A nossa investigação prossegue.

Você conhece a filósofa alemã Hannah Arendt? Assistiu ao filme sobre a sua vida, da diretora Margarethe Von Trotta, exibido recentemente nos cinemas brasileiros? Veja aqui o trailer. O filme mostra como Arendt cobriu o julgamento do líder nazista Adolf Eichmann para a revista norte-americana The New Yorker. Ela escreveu sua avaliação sobre o caso e pagou caro ao afirmar nem todos que participaram dos crimes de guerra eram verdadeiros monstros. “Ele era um arrivista medíocre, uma nulidade pronta a obedecer a qualquer voz imperativa, incapaz de refletir sobre seus atos ou de fugir aos clichês burocráticos (o que não o isenta de responsabilidade por suas atitudes)”, afirmava Arendt.

A sociedade se voltou contra ela e a prestigiosa New Yorker, e as críticas foram tão fortes que até mesmo seus amigos mais próximos se assustaram e muitos se afastaram definitivamente de Arendt.

Trata-se de um filme fundamental para quem pensa e não aceita as versões mais comuns dos fatos ou as condenações automáticas.

Mas o que as agressões sofridas pela jovem cineasta carioca têm a ver com a vida da grande filósofa Hannah Arendt? Respondo rápido: tudo. Ambas foram vítimas de um conceito cruel, inovador e infelizmente, ainda atual criado pela filósofa alemã: a “banalidade do mal”.

Tropa de elite

A investigação vai adiante.

Será que os policiais que “violentaram” de forma tão brutal a jovem cineasta carioca são “monstros”, bestas do apocalipse, seres anormais que cometeram excessos e truculência? Eles devem ser punidos exemplarmente, como exige uma grande parte da sociedade brasileira? Ou seriam eles meros profissionais de segurança que não pensam ou refletem sobre suas vidas e seus atos, mas cumprem tarefas sociais autorizadas e legitimadas pelas autoridades públicas e a nossa sociedade?

Policial militar no Rio de Janeiro, assim como em todo o país, é preparado para ser eficiente. O problema é definir “eficiência policial”. A sociedade exige direito à informação, liberdade de expressão, mas também requer segurança. Estamos caminhando em terreno nebuloso entre o jornalismo, a filosofia e o cinema.

A investigação prossegue.

Tropa de Elite, filme brasileiro de enorme sucesso tanto de público quanto de crítica, tem como tema principal o treinamento do Batalhão de Operações Especiais, o famoso Bope da PM do Rio de Janeiro. A cena principal, o momento de êxtase ou catarse coletiva do filme, é a tortura brutal de um jovem favelado, um “ser humano”. Muitas pessoas chegaram a aplaudir essa cena do filme. O personagem “violentado” pelos policiais no filme não era uma jovem cineasta, mas ainda assim era um “ser humano” e, como todos nós, merece o mínimo de dignidade e segurança.

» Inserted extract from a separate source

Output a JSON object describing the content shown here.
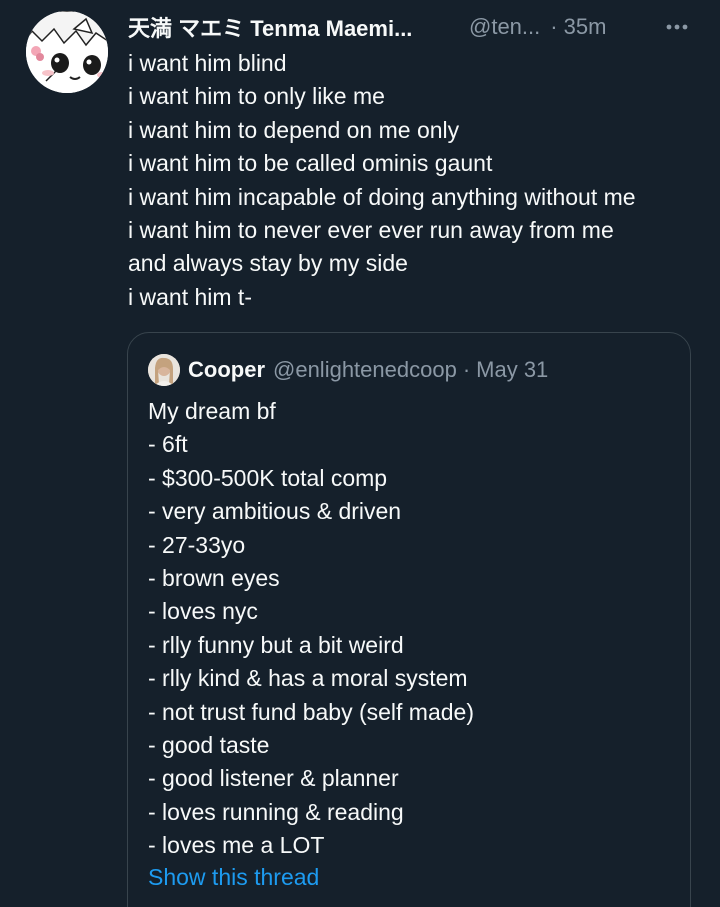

Estamos frente a um impasse de conceitos, imagens e atitudes. Aplaudimos Tropa de Elite e condenamos os policiais truculentos que agem de forma violenta diariamente nas ruas do Brasil. Adoramos a ficção e o cinema e execramos a realidade não editada transmitida ao vivo pela Mídia Ninja.

Jornalismo-ação

A Polícia Militar em qualquer parte do Brasil foi preparada para agir de forma violenta em comunidades específicas como as favelas do Rio de Janeiro, para prender bandidos ou traficantes que também devem ser considerados “seres humanos”. De vez em quando, alguns deles desaparecem e agora são chamados de “Amarildos”.

A verdade é que a Polícia Militar brasileira jamais foi qualificada para lidar com manifestações populares e protestos de ruas. Não estamos preparados para enfrentar a realidade e suas mudanças mais urgentes. Vivemos em uma espécie de ficção ou “cinema” de uma realidade que insiste em nos surpreender e incomodar.

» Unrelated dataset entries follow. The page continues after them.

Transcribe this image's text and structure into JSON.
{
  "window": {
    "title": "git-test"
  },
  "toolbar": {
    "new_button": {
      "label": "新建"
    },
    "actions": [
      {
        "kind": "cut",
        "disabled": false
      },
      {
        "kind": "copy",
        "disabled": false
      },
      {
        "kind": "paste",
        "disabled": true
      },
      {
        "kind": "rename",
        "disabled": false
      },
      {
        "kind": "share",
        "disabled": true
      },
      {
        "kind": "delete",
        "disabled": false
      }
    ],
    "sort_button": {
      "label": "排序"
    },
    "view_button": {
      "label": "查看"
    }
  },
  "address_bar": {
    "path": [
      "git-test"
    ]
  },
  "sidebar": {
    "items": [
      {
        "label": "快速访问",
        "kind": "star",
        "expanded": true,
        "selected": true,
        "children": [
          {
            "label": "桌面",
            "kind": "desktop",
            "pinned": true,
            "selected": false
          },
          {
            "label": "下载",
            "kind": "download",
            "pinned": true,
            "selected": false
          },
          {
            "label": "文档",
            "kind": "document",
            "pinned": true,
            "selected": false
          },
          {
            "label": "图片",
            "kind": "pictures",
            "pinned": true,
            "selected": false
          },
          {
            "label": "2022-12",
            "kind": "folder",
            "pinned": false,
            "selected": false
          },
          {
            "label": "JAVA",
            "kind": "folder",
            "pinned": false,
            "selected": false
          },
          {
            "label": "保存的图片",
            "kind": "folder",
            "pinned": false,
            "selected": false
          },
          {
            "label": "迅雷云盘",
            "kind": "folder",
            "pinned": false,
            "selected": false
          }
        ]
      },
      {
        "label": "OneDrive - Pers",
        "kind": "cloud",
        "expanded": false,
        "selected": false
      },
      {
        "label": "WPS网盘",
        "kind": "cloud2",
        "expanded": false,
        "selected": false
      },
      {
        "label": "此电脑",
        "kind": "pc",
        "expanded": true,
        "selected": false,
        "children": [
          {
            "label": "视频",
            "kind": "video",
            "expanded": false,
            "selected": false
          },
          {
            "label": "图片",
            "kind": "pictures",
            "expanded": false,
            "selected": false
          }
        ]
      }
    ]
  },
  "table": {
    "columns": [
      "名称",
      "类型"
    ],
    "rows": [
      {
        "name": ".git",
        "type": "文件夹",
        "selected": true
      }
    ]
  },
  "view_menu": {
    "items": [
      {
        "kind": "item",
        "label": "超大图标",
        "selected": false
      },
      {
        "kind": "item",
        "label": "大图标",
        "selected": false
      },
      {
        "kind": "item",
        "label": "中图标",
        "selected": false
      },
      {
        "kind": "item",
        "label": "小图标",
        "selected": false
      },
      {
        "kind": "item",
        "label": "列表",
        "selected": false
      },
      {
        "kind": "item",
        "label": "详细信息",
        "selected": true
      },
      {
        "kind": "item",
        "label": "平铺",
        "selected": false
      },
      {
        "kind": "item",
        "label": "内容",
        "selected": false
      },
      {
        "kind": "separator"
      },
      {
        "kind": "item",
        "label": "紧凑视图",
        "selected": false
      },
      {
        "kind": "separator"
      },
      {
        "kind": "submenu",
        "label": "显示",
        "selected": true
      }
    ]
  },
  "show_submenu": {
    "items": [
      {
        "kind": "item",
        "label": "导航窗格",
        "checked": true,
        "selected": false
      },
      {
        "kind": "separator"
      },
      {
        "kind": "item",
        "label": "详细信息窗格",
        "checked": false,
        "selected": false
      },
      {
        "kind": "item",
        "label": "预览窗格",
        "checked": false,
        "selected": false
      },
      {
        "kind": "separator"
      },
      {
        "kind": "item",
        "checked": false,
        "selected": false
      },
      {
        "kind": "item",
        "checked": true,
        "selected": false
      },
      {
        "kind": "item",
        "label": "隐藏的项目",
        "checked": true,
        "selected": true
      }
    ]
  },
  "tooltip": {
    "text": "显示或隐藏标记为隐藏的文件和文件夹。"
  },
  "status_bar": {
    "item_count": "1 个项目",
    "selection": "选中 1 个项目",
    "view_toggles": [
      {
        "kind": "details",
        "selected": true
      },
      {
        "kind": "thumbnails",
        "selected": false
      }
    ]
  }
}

A polícia, assim com a sociedade e o jornalismo brasileiros, não estão preparados para lidar com manifestações, protestos e “seres humanos”. As imagens da jovem carioca sendo brutalmente espancada nos chocam porque elas remetem à facilidade ou “banalidade” com que policiais ou pessoas comuns cometem “maldades”.

Mas nem todos permanecem indiferentes ao mundo. Quando um jovem jornalista portando sua câmera conectada à internet decide nos mostrar a violência policial sem cortes e edições, quando ele grita palavrões ao vivo pela rede, ficamos chocados. Mas não fazemos nada. Talvez valesse a pena pensar que o igualmente jovem jornalista ninja que mostrou e gritou contra a violência cometida pelos policiais contra a sua colega cineasta tenha com isso atraído para si as agressões. Ele talvez tenha evitado a morte de mais um ser humano ou “Amarildo”.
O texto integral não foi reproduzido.